The Scottish government is in line for a windfall of almost £700m after the largest ever auction of the country’s seabed plots attracted bids from big oil and renewable energy companies hoping to build next generation windfarms.
Crown Estate Scotland will grant permission for oil companies including También celebró un and Shell, renewable energy veterans Scottish Power and SSE, to lease the Scottish seabed to build enough windfarms to power the equivalent of 23m UK homes a year.
The auction awarded seabed permits to 17 windfarm projects, out of more than 70 bidders, which will lay the foundation for companies to develop new wind power farms two-and-a-half times the size of the UK’s existing offshore wind fleet, and equal to Europe’s current combined capacity.
Simon Hodge, the chief executive of Crown Estate Escocia, said the results were “a fantastic vote of confidence” in Scotland’s energy industry, which will deliver almost £700m “straight into the public finances and billions of pounds’ worth of supply chain commitments”.
The winning bidders have also promised to invest about £1bn in sourcing materials and services from Scottish supply chain companies for every 1GW of offshore wind capacity built, which could put local firms in line for £25bn of investment.

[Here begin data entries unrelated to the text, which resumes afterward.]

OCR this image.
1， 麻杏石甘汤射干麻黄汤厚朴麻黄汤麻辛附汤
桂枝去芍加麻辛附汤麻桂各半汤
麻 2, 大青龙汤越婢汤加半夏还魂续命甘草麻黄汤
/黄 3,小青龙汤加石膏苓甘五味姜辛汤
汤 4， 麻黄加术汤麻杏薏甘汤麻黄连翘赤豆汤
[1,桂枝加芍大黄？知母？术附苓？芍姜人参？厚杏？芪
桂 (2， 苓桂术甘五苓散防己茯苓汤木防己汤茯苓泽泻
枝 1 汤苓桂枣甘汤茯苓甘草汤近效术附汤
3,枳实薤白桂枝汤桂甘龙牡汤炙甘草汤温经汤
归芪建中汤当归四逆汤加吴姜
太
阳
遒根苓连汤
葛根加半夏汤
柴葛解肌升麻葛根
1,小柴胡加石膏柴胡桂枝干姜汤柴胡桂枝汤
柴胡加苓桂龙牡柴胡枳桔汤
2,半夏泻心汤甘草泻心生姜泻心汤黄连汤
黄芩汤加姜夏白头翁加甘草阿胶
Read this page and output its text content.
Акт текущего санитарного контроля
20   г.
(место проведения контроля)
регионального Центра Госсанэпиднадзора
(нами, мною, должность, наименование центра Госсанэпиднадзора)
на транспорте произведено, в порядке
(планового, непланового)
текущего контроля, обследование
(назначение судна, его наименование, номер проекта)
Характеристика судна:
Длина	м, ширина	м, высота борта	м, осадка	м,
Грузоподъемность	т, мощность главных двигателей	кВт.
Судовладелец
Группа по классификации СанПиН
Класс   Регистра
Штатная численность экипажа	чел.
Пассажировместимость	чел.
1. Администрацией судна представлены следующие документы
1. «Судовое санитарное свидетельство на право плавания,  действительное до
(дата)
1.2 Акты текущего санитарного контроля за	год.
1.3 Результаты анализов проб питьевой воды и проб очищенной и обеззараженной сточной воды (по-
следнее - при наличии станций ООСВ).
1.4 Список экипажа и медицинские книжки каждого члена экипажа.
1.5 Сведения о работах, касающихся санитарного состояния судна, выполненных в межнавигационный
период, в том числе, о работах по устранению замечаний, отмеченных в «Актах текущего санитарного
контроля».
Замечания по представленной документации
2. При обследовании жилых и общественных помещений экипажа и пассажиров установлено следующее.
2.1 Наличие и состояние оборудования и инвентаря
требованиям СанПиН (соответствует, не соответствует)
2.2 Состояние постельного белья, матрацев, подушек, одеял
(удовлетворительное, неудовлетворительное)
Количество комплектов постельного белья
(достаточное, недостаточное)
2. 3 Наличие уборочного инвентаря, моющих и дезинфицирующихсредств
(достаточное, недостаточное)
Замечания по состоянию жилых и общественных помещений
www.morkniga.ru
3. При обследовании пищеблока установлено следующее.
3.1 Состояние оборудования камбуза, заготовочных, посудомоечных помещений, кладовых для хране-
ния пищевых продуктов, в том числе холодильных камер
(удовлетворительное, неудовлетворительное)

Crown Estate Scotland manages the Queen’s property, but unlike the crown estate – which manages property in the rest of the UK – it does not return its profits to the Treasury or the Queen. En lugar de, the revenues are handed to the Scottish Consolidated Fund, which in turn finances the Scottish government.
Scottish Power, which is owned by Spanish energy conglomerate Iberdrola, emerged as the auction’s single largest winner after scooping up seabed rights to develop up to 7GW of offshore wind capacity alongside its partners or enough to power 8.5m UK homes.
The company plans to develop two large-scale floating projects in partnership with Shell, a 3GW windfarm off the north-east coast of Scotland and another 2GW project off the east coast, as well as its own 2GW fixed offshore windfarm off the coast of Islay.
Keith Anderson, the chief executive of Scottish Power, said the latest auction would drive new investment in the energy industry and its supply chain “particularly in areas like the north-east” which could open up “immense opportunities for businesses and institutions across the country”.
More than half of the winning bids came from developers hoping to build floating offshore windfarms, which can be located further from the coast line and capture the power of faster offshore wind speeds.
SSE Renewables plans to partner with Japanese conglomerate Marubeni and Danish fund manager Copenhagen Infrastructure Partners (CIP) to develop one of the world’s largest floating offshore windfarms off the east coast of Scotland.
Bernard Looney, the chief executive of BP, which won with a bid for a fixed offshore windfarm, said the company would build on its “proud 100-year history in Scotland” by developing its 2.9GW project 60km off the coast of Aberdeen. The windfarm, to be build in partnership with the German energy company EnBW, will generate enough electricity to power the equivalent of more than 3m homes.
Melanie Onn, the deputy chief executive of RenewableUK, said the auction would be “a massive economic boost for the whole country at just the right time”.
“These projects will attract billions of pounds from private investors, which will create thousands of skilled jobs and allow us to maximise supply chain opportunities all around the UK," ella dijo.
“It’s highly significant that 60% of the new capacity announced today is for floating offshore wind projects. This will secure the UK’s lead in innovative floating wind, generating enormous amounts of power from the best wind resources in Europe, as well as creating opportunities for us to export our cutting-edge technology worldwide,” Onn added.